South Sudan's health centers weren't prepared to deal with an outbreak as widespread as COVID-19. They're seeing infections rise as Africa grapples with a wave of increasingly dangerous cases. Overall, the country has had over 10,000 confirmed coronavirus cases. That's likely an undercount because of low testing. Oxygen, ICU beds and supplies are scarce. And the country has received a fraction of the vaccines it needs.

In her community, Beda has become a role model: She found a job and showed independence.

Beda and nine women formed a group that meets and contributes two of the barest necessities for warding off hunger and illness - money and bars of soap.

They gather weekly, pooling supplies and giving them to a different family. Over coffee, they share advice. They're from different ethnic groups - a counterpoint to the civil war's tensions - and say the group reflects their shared trust.

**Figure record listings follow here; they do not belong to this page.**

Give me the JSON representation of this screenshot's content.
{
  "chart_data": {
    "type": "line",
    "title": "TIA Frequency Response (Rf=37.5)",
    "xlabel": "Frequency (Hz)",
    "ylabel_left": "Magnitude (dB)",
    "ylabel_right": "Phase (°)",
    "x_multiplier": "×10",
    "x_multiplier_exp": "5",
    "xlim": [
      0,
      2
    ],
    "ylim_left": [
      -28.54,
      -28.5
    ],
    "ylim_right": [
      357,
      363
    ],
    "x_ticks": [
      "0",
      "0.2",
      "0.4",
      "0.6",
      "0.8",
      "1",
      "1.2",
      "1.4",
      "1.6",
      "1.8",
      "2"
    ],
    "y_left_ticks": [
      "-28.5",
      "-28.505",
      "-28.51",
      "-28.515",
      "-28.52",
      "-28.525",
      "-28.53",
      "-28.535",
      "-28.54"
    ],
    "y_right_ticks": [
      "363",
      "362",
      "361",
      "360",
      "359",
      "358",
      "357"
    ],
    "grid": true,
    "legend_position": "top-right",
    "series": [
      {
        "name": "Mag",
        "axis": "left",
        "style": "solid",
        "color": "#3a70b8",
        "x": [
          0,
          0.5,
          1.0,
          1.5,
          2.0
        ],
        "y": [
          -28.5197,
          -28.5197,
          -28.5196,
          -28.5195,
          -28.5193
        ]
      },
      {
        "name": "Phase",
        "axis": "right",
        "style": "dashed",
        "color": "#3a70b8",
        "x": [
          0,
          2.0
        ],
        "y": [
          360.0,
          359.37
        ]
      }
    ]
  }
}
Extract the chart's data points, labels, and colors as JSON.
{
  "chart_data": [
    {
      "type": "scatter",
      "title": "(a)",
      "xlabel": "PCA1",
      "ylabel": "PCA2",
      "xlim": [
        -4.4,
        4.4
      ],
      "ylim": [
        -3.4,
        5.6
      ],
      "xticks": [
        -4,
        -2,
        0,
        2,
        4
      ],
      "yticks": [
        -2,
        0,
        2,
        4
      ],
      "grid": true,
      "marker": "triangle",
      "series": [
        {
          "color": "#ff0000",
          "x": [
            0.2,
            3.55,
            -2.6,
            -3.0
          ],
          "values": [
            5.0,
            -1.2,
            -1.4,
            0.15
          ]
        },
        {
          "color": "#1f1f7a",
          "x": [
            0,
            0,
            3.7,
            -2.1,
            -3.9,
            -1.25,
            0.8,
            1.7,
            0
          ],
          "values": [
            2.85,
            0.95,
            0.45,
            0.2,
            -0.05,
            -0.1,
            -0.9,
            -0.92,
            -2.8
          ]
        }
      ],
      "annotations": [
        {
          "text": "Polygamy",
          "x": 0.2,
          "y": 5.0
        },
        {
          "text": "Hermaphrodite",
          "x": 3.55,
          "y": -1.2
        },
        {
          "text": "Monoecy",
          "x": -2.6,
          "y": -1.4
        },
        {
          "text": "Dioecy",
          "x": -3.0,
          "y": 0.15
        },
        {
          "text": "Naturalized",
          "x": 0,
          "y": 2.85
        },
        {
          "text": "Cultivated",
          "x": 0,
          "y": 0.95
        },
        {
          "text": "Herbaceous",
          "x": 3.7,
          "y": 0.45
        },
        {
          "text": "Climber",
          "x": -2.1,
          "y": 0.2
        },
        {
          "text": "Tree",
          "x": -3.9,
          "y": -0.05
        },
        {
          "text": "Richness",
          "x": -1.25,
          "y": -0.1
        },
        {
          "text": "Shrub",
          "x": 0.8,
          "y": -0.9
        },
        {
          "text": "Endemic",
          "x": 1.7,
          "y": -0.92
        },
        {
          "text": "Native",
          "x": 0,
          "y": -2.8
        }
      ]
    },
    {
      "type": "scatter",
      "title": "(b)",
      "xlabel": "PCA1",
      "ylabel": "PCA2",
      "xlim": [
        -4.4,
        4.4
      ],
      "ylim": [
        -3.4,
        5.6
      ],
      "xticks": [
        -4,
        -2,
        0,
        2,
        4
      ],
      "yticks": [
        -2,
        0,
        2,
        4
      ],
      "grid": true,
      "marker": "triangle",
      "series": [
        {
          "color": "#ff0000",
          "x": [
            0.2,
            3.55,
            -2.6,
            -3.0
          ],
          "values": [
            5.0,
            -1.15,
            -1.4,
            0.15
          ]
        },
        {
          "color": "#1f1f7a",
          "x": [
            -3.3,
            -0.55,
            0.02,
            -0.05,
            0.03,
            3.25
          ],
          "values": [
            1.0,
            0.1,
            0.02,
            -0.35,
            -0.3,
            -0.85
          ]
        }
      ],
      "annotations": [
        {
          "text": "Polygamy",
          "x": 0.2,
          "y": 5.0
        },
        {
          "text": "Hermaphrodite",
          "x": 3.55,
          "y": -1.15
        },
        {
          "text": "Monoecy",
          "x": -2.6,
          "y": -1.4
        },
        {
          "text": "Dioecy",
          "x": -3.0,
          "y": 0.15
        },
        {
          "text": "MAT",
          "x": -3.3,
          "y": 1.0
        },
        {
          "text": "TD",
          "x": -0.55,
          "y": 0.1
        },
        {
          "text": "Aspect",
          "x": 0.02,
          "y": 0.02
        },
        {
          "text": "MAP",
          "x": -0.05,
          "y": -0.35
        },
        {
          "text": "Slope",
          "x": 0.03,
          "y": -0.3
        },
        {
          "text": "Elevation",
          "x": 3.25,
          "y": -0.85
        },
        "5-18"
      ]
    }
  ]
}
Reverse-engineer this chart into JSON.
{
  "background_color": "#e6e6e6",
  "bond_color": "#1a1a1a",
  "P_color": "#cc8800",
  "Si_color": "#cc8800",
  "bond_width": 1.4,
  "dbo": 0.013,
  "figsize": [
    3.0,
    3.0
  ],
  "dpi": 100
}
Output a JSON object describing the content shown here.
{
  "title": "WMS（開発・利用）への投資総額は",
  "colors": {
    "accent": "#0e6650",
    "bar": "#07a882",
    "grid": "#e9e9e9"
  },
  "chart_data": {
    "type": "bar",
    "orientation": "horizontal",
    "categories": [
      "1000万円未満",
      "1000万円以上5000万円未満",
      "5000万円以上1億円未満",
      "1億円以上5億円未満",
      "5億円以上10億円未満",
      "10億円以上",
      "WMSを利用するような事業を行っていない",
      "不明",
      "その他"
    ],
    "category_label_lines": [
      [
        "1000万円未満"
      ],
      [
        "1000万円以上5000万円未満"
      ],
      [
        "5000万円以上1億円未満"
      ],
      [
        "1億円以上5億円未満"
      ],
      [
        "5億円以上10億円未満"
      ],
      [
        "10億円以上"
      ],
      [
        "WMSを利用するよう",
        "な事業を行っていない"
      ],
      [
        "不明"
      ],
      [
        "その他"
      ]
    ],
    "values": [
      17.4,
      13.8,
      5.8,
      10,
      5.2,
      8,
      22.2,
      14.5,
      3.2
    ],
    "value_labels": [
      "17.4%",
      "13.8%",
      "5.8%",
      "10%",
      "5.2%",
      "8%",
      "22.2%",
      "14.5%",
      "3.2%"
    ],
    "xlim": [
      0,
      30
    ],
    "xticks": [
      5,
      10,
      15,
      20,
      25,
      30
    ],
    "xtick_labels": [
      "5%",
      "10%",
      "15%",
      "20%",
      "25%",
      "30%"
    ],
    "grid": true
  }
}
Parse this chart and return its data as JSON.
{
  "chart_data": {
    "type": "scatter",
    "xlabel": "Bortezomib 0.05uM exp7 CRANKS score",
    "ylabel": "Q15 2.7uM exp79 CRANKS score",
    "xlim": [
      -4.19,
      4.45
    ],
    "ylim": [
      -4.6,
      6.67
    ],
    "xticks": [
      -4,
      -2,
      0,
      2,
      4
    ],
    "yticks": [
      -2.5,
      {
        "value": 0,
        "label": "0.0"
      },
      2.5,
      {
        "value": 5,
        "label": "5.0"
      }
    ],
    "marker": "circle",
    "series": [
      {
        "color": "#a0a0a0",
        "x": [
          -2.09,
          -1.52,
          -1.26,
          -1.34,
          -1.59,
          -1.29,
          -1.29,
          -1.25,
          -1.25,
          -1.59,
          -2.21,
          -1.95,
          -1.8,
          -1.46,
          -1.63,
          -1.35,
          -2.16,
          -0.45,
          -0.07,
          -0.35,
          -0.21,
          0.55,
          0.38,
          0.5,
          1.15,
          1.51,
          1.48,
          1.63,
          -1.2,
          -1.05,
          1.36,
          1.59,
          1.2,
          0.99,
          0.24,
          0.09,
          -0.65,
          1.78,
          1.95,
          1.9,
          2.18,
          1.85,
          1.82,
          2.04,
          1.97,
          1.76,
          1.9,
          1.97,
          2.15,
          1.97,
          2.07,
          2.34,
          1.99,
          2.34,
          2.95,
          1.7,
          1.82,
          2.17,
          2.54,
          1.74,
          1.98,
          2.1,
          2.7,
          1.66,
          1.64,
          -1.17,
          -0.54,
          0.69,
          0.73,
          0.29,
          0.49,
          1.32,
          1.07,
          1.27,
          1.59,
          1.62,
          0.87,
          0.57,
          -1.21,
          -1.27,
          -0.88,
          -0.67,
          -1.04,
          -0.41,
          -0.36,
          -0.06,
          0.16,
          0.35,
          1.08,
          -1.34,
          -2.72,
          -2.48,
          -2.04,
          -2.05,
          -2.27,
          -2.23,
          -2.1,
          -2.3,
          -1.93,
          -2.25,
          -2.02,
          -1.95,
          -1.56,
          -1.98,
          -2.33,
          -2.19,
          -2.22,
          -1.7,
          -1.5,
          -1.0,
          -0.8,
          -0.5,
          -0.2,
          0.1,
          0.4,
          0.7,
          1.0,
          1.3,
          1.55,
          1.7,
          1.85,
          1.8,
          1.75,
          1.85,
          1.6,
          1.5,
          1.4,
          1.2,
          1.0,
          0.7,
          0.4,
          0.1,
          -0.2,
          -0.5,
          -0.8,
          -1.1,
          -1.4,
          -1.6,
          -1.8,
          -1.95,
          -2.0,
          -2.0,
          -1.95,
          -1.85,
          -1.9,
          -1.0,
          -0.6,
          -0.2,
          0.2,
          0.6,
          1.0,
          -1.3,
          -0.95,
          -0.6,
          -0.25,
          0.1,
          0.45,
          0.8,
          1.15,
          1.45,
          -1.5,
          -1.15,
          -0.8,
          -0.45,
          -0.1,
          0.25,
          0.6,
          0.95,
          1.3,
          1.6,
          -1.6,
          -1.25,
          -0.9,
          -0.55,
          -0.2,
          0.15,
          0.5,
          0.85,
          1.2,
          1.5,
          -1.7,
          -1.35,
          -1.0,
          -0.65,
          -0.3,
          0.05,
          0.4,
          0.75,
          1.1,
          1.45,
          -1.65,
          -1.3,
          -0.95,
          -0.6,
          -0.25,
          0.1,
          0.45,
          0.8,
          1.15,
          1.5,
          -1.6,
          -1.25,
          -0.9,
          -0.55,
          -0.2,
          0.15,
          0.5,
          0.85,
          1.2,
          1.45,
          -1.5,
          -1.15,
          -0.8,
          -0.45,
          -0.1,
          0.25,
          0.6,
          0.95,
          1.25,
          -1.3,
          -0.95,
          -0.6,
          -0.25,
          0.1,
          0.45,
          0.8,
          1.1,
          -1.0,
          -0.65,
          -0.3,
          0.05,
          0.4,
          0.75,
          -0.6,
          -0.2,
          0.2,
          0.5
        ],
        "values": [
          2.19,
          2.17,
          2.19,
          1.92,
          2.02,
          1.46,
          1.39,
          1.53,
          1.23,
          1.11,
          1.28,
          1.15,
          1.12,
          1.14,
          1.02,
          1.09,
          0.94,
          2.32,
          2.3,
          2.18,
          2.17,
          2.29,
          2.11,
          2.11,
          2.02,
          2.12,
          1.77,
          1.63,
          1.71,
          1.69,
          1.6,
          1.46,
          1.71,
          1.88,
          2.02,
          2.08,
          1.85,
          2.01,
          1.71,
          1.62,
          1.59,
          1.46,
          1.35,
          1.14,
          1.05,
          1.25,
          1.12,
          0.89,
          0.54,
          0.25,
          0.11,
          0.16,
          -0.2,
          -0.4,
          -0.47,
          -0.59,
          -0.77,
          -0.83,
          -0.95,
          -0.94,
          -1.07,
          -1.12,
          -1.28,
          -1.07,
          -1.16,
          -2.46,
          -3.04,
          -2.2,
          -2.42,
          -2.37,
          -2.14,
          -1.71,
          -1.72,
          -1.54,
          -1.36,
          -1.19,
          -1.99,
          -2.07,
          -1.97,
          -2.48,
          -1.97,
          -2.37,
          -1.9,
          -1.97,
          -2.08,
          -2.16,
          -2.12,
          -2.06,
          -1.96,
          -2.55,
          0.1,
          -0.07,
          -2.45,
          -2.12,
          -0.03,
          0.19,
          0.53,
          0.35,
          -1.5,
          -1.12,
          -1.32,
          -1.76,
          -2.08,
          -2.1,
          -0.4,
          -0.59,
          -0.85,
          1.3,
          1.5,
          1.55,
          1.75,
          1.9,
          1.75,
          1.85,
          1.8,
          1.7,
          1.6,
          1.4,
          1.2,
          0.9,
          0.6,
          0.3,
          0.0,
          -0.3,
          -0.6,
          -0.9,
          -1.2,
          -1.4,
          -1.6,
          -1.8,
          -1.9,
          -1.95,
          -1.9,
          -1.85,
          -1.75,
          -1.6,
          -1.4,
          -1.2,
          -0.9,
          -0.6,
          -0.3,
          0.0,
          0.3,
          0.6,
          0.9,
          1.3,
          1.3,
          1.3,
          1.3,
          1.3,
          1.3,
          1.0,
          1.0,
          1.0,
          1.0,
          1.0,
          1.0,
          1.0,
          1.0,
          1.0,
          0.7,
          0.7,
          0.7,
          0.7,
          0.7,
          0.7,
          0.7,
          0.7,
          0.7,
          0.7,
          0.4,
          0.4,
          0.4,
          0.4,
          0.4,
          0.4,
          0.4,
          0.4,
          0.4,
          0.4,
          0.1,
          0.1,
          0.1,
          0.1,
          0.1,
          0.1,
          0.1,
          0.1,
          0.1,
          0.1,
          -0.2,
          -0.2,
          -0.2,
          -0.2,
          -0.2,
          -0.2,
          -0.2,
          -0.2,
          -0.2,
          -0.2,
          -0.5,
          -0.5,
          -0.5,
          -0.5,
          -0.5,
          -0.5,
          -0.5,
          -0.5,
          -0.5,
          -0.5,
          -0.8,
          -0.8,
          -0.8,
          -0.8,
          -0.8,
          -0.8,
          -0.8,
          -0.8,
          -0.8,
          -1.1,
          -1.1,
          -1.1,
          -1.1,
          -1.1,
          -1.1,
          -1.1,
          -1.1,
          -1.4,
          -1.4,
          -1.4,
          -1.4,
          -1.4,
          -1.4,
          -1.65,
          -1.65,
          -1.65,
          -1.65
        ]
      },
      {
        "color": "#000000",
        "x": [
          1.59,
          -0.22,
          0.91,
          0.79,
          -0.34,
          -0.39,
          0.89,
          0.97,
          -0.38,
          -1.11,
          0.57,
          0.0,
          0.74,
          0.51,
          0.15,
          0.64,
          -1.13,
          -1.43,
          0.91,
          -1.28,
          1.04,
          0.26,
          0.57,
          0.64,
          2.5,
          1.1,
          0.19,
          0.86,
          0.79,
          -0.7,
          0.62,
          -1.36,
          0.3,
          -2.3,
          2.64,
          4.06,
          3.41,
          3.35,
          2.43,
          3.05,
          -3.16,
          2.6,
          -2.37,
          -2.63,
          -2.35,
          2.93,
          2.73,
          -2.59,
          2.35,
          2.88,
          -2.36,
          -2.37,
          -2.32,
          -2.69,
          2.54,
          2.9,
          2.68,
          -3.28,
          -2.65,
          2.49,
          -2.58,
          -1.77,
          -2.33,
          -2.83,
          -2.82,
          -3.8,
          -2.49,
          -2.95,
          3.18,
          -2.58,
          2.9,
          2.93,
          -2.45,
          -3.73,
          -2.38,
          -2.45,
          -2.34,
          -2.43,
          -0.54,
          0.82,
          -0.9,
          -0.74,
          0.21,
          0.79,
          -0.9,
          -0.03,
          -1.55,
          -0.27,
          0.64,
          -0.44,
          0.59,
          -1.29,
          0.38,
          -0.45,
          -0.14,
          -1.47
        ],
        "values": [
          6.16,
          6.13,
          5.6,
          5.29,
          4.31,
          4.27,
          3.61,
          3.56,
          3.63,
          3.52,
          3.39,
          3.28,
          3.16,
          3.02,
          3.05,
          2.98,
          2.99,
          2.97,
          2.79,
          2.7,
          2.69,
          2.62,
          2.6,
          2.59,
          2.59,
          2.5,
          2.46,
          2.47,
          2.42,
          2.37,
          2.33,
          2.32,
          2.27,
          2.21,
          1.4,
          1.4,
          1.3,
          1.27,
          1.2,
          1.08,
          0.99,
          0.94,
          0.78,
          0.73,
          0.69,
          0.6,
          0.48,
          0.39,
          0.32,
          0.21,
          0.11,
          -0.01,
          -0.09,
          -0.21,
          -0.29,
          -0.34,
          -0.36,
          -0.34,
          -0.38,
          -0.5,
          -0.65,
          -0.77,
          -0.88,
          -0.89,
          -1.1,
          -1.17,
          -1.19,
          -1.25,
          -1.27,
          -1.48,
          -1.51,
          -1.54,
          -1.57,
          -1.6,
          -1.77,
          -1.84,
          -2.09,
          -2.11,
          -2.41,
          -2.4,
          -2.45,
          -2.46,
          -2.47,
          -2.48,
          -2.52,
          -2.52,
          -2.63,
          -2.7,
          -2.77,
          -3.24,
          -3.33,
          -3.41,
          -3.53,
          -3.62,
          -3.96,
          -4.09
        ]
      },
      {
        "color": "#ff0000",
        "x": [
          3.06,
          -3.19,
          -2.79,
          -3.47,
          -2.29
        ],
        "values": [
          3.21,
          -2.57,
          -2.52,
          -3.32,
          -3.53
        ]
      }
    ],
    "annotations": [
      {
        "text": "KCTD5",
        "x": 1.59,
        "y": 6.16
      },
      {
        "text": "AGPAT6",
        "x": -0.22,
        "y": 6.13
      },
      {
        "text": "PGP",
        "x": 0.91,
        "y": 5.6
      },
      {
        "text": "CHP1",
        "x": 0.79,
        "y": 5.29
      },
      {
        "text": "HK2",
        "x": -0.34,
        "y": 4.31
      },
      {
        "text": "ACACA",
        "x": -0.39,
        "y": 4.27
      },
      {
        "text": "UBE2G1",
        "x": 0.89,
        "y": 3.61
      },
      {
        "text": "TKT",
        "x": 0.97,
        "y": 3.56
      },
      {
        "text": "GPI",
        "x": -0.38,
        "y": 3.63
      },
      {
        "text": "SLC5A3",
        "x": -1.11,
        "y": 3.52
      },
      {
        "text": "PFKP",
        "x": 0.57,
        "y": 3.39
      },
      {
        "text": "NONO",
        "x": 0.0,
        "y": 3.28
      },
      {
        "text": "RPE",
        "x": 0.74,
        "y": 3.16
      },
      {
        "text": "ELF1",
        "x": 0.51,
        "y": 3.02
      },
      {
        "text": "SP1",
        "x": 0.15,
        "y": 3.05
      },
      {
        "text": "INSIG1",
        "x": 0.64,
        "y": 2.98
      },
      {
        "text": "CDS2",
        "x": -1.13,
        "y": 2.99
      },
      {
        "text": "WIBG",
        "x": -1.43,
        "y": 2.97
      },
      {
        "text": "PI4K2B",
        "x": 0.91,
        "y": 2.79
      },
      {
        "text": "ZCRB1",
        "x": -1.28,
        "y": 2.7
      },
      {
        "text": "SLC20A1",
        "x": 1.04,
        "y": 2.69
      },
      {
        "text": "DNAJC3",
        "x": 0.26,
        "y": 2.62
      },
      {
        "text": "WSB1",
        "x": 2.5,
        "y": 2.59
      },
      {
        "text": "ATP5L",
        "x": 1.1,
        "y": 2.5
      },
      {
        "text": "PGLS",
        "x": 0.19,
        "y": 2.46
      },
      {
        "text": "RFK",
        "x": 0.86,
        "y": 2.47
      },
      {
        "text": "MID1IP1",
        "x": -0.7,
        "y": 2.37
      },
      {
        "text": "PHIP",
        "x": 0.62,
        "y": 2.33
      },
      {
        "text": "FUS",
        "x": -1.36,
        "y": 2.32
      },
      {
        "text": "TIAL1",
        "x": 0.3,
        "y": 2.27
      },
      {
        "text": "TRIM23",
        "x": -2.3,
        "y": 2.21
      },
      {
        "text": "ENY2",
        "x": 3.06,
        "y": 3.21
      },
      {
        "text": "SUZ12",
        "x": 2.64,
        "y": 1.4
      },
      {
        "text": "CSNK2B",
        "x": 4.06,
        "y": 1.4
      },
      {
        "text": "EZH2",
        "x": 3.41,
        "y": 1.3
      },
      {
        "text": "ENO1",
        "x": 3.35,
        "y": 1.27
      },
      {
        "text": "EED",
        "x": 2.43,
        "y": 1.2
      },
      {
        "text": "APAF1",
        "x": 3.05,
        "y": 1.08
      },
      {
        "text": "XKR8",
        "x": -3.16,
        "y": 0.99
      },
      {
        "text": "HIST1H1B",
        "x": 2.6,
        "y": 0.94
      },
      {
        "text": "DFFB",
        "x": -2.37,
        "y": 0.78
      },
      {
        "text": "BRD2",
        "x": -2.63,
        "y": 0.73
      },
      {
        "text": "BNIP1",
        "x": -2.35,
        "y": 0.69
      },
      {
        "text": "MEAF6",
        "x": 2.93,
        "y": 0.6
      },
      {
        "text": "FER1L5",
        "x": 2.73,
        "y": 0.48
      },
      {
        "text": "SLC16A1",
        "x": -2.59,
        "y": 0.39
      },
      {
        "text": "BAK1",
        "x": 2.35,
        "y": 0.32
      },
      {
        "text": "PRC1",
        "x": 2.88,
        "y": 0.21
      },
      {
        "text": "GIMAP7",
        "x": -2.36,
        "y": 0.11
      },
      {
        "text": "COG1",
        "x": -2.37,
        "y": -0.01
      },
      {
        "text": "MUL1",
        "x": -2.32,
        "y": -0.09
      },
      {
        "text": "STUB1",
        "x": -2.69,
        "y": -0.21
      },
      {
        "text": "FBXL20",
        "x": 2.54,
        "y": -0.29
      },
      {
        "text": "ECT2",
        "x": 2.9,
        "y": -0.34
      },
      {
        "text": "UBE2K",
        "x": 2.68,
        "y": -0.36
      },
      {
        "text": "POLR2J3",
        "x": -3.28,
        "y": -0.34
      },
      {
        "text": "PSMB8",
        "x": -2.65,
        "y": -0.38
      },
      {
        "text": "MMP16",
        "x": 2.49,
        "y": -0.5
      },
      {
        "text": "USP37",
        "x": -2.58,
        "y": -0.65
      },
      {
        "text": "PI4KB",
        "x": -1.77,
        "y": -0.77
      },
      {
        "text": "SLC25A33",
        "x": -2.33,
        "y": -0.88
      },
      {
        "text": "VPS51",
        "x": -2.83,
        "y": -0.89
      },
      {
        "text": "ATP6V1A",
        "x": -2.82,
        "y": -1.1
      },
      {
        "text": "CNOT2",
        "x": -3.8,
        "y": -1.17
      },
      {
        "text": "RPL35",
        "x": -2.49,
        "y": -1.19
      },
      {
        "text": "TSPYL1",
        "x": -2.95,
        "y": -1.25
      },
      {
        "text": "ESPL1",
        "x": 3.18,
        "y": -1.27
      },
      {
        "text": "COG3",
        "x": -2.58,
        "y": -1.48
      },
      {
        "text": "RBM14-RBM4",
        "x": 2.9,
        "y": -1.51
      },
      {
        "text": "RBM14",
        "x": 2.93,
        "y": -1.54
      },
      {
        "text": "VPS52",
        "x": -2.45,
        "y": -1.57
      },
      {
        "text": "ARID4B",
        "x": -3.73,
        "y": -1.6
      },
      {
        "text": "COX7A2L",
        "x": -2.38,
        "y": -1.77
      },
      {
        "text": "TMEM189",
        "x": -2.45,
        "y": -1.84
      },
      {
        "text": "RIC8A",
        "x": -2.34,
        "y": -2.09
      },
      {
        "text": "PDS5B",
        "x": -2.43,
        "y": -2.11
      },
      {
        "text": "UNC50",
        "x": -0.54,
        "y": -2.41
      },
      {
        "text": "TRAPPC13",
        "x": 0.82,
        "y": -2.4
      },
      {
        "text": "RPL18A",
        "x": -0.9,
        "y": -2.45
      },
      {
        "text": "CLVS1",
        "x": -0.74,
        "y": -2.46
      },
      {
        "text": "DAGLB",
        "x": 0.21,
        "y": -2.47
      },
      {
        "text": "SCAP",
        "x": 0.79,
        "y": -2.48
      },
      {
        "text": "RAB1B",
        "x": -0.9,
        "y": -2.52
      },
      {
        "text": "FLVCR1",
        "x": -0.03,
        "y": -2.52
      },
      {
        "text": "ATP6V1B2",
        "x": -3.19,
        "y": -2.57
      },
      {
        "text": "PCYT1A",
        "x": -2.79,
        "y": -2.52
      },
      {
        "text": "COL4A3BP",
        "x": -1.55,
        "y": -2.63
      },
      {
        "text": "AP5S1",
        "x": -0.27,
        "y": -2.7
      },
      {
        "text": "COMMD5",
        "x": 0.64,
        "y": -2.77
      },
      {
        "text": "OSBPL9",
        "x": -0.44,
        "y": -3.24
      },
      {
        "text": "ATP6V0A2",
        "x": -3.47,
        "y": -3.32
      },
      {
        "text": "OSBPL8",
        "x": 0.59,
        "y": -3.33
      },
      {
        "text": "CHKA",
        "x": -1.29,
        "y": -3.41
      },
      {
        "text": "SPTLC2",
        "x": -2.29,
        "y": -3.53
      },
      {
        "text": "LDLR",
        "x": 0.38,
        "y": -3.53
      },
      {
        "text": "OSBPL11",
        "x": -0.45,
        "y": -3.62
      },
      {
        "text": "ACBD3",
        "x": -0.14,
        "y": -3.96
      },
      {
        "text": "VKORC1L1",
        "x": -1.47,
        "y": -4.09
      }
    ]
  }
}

Beda's twins have known life only in the pandemic. Beda wants more for them than she had for herself. She witnessed five years of war that killed an estimated 400,000 people. She carries a scar where a bullet struck her arm when she was young. She never finished her schooling.

Beda is determined. She'll forge on as a helper in her community and as her children's provider. Each Friday, when the women's gathering breaks up, the twins rush to Beda to breastfeed, nestled against each other.